The Japanese yen is strengthening against the dollar, while the country’s benchmark Nikkei 225 index is down more than 2 percent, in the morning hours on Tuesday, Norwegian time.
This comes after the Bank of Japan (BOJ) made an unexpected change in its expansionary monetary policy. The central bank will now allow moves in the interest rate on 10-year government bonds of up to half a percent, up and down.
The previous threshold was 0.25 percent. According to estimates from 47 economists obtained by Bloomberg, no one expected central bank governor Haruhiko Kuroda to make any changes before he steps down in April next year. The country’s key interest rate remained unchanged at -0.1%.
– The changes are not the largest, but they are a clear sign that the Bank of Japan has begun a gradual normalization of monetary policy. The market’s reaction was not misunderstood, currency strategist Magne Østnor at DNB Markets wrote in a morning report.
Increase bond purchases
In a press release, the Bank of Japan wrote that it is increasing its monthly purchases of government bonds, from 7,300 billion yen to about 9,000 billion yen.
However, increased bond purchases are nothing new when it comes to the Bank of Japan.
The central bank owns more than half of all Japanese government bonds, and thus operates with a cap on how much interest on long government bonds can go up or down.

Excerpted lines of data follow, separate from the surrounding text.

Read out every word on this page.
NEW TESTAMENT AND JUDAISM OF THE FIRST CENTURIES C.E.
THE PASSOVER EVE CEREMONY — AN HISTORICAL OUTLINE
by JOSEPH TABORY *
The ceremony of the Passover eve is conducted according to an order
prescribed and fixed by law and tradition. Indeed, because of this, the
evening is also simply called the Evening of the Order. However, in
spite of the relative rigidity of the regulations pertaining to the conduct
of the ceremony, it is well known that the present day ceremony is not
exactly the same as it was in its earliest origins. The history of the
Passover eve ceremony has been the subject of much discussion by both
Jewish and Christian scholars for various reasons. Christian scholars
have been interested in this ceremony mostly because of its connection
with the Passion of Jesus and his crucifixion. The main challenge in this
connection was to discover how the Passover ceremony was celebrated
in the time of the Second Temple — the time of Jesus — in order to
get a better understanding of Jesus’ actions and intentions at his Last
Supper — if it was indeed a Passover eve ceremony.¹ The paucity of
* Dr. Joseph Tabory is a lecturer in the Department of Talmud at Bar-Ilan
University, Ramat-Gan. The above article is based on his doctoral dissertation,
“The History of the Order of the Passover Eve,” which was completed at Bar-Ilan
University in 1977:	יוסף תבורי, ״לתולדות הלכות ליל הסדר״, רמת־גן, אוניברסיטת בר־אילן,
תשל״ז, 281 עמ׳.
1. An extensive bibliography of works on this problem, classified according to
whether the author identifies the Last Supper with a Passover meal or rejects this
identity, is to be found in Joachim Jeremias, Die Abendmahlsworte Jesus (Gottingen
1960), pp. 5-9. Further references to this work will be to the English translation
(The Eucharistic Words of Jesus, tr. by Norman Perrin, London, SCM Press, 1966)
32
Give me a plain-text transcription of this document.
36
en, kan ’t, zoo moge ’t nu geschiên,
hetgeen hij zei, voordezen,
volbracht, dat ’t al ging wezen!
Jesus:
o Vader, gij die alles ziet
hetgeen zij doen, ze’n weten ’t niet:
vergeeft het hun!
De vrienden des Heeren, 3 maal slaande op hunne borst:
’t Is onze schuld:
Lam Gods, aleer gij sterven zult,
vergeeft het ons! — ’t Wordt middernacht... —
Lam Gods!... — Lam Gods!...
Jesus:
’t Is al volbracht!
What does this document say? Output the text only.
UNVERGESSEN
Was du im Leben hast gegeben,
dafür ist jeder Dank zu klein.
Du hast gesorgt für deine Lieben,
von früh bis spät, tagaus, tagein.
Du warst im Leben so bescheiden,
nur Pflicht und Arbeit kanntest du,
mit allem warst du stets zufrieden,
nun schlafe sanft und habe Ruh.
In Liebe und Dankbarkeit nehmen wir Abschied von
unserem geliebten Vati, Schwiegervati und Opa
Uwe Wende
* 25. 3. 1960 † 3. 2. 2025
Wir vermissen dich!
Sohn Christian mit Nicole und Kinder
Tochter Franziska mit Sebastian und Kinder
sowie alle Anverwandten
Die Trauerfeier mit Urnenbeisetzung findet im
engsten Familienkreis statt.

Since the price of government bonds falls when interest rates rise, this means that the Bank of Japan will enter the market and buy more when interest rates rise, in an effort to push interest rates down again.
After the interest rate limit was extended, the interest rate on 10-year Japanese government bonds rose to 0.46 percent, just below the new limit.
Inflation in Japan, like many other countries, was well above the central bank’s 2% target. However, the 3.6 percent year-on-year price increase in October is far from as dramatic as in many other countries. The Bank of Japan has kept the country’s key interest rate near zero almost continuously over the past 22 years, and Central Bank Governor Kuroda has previously stated that tightening monetary policy would be premature as long as there is no strong wage growth that can prevent the country from falling again. in a contraction spiral.
Deflation is the opposite of inflation and is a term that refers to a decrease in the general price level.
– no longer resist
Brokerage SEB, for its part, notes that the change in the target interval for long interest rates should not be seen as a measure of monetary policy, while more Japanese government bond purchases were announced at the same time.
But the move was a signal to the market that the Bank of Japan could no longer hold out in a world of rising interest rates.
Capital Economics describes the whole thing as a surprise.
– The Central Bank believes that the performance of the bond market has been worse in recent months and that this has negatively affected the financing needs of companies. One reason for this is that the central bank has had to buy large amounts of government securities to defend its yield target this year. A morning report stated that the percentage of government securities owned by the Central Bank has hit a new record.
Macroeconomist Kelly Chen of DNB Markets called this the first step towards a tighter monetary policy.
– Japan experienced inflation, and this move gives a little more room for changes as there will be a new central bank governor in the spring. We also see pricing for the BoJ’s interest rate path picking up somewhat after this letter, she said.
Unwanted currency movements
Japan has long struggled with low and even negative price growth for several periods since the 1990s, which can be indicated as a result of very low interest rates and significant quantitative easing.
In 2016, the state had a negative political rate for the first time, and it has stayed there ever since. The interest rate has been less than 0.75 percent since the end of the 1990s.
The Japanese currency has fallen nearly 20% against the US dollar over the past year. Central Bank Governor Haruhiko Kuroda, who is set to step down in early 2023, said the currency moves were “unwelcome”.